Açıl; ey otuz iki yıldan beri solgun ümitlerimizin eşiğinde ağladığı kapı açıl Görün; ey otuz milyon ahalinin hayat ve istikbalinin sığındığı mukaddes kapı görün

Toplan; ey terakki ve saadetimizin düşünüleceği mukaddes meclis toplan Parılda; ey hukuk ve davalarımızın görüleceği mukaddes mahkeme parılda Gürle; ey hürriyet ve adalet fikirlerini yıldırımlar saçacağı mukaddes kale gürle

Ey Mebusan Meclisi, senin çatının altında soğuk iklimlerden, yeşil memleketlerden, mavi göklerden, kumlu çöllerden gelen mebuslarla sana memleketlerinin, hemşerilerinin hallerini anlatacaktır. Sana birçok yanık hikâyeler, kanlı vakalar, acı sergüzeştler, zehirli mersiyeler söyleyeceklerdir. Evet, sen bunları can kulağıyla dinleyeceksin. Lakin gözyaşlarını tutacaksın, ağlamayacaksın. Kaşlarını çatmayacaksın.

31

Vazifene soğukkanlı başlayacaksın. Düşmanların ihanetleriyle harap olmuş şu zavallı Türkiyemizin kırık yerlerini bağlamak, yaralarını sarmak, istibdadın hayvanlaştırmak istediği, öküz gibi boyunduruğa koştuğu, koyun gibi bıçağı boğazına dayadığı şu mazlum ve sefil millete insanlıklarını tattırmak ve haklarını vermek; bilirsin ki senin ne kadar harabelerin, cahillerin, ekmeksizlerin, hastaların, zavallıların var. Zamanında bunu anlayamadık, zalim hükûmet böyle istiyordu. Ancak talihimiz artık senin ellerindedir. Bunu düzeltecek, zayıfları kuvvetlendirecek sensin. Bunun için o muhterem mebuslarınla, o birkaç yüz zekâ ile hamiyet ile bunu düşün, bunu iste bunun için haykır, bunun için çalış. O melun maziye, ervah-ı zalime gelince, bunları da affetme. O maziyi hale yakın bir istikbale, o zalimi adaleti icra edecek bir kanuna teslim et.

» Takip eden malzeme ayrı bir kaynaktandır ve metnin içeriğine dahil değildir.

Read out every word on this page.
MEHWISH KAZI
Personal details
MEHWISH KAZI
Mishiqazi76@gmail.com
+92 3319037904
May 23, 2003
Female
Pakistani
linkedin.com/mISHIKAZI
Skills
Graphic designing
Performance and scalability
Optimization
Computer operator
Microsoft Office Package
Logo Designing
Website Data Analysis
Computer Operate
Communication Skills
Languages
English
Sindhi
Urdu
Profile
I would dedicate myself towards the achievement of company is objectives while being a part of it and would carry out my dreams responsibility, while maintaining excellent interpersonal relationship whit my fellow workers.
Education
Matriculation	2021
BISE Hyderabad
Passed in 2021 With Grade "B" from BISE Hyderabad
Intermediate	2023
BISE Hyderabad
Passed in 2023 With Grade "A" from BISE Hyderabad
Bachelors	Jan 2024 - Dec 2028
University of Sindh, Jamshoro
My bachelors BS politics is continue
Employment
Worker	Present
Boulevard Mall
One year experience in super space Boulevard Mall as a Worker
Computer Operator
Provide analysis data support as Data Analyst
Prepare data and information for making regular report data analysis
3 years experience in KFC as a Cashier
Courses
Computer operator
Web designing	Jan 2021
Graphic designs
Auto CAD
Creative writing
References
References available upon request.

Yaşa ey vatanın mukaddes meclisi yaşa! Yaşa! Milletin ey mübarek meclisi yaşa!102

Mehmed Emin Bey bu konuşmasıyla duyduğu sevinci, inancı ve beklentilerini dile getirmiştir. Bu iki unsur artık insanlar için vatanın ve milletin saadetini sağlayıp onu yüceltecek, ilerlemesini temin edecek sihirli bir zamanın temsilcisidir. İşte Meclis-i Mebusan, yurt genelinden ve Trabzon’dan gelen bu yoğun duygular arasında açılmış ve yasama dönemine başlamıştır.